A crowd was forming around them.
He raised his head and winced. “How long was I out?”
“A couple of minutes. An ambulance is on the way.”
“I don’t need an ambulance.” Chase struggled to sit up.
Sammi pushed him back down. “Yes, you do. You’ve got a pretty big cut in your head and you probably need stitches.” She looked around. “Anyone got a first-aid kit?”
“I do,” Bubba said. He waddled over to his front table, scavenged around under it, then waddled back, red-and-white case in hand.
Sammi’s fingers trembled as she opened it and pulled out a wad of gauze. She leaned down and placed it on his head.
Chase jerked away. “Ow!”
“Hold still. I need to apply pressure to stop the bleeding.”
“I’ll be fine. Let me stand up.”
A siren keened through the air in the distance.
“Not until the medics get here,” Sammi said in her firmest voice.
To her relief, he didn’t argue. She held the gauze to his forehead as the ambulance pulled into view, the siren shrieking
. It stopped in the parking lot, and two attendants bounded out of the back double doors.
“Over here!” Bubba called, waving his arm like a NASCAR flagman.
The attendants hurried over. They looked at Chase’s head, asked questions, and peered into his eyes. “We need to take you in,” the shorter medic said.
“No,” Chase said, struggling to sit up. “I’m all right.”
“You need stitches.”
“Well, then, I’ll drive myself to one of those doc-in-the-box places.”
“You’re not driving anywhere,” said the medic with the gray mustache. “Your pupils are uneven, which means you have a concussion. You’re gonna need a CT scan.”

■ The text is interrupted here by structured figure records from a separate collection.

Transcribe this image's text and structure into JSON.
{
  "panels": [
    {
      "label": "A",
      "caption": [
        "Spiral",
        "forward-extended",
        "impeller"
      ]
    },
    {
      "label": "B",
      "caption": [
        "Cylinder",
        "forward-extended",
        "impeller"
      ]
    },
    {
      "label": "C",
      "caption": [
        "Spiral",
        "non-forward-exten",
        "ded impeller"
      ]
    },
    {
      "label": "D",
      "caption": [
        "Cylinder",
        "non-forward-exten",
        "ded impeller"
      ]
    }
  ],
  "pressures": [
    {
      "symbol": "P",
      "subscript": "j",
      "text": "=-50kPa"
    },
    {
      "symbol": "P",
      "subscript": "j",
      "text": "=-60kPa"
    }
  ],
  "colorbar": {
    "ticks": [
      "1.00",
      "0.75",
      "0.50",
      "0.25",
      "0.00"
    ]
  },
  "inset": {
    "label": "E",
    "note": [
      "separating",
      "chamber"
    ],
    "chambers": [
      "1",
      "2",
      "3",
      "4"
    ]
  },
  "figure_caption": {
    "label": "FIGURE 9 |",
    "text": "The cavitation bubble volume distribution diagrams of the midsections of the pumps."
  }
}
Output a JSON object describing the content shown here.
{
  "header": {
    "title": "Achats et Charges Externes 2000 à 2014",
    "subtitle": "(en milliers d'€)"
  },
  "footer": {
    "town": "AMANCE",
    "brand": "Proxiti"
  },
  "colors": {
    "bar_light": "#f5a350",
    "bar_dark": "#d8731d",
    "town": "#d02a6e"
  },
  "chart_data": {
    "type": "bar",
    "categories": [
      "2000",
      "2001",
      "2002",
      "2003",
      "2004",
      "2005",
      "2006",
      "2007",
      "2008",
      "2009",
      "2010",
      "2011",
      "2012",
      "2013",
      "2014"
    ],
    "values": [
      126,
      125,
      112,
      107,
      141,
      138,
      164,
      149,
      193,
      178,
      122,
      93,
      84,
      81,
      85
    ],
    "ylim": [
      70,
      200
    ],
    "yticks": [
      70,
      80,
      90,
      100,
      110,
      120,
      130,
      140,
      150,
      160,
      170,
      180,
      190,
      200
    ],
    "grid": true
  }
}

“But I can’t just go off and leave all of this stuff.”
“I’ll watch your booth for the rest of the day,” Chloe offered.
“I’ll help,” Bubba chimed in. “An’ I can pack it up and haul it off and store it with my stuff. Don’cha worry about all this. Just get yourself patched up.”
“My-my car,” Chase mumbled. “I don’t want to leave it way out here.”
“I can drive it to the hospital behind the ambulance,” Sammi volunteered.
Chase shook his head, then winced. “No. That’s okay. I’ll come get it later.”
He was afraid she’d wreck it, Sammi thought with dismay. Well, who could blame him? A boulder formed in her throat. “If you don’t trust me to drive it, Chloe can and I’ll stay here.”
He looked at her—or rather beside her; his eyes didn’t seem to quite focus—and gave her a crooked smile. “I trust you.” With an effort, he reached into his side pocket, withdrew his keys, and held them out. “It’s the blue Ford Explorer parked on the left side of the lot.”
The weight on her chest lightened a bit, but her throat felt strangely tight. She nodded. “I’ll see you at the hospital.”
The emergency-room doctor opened the door to the treatment room an hour and a half later, his white coat flapping. Chase’s vision was so blurred that it looked like there were two of him, merging together, separating, then converging again. The doctors—correction—doctor was a tall man in his midthirties with a thin face and a congenial smile. He aimed it at Sammi, who was sitting in a chair against the wall.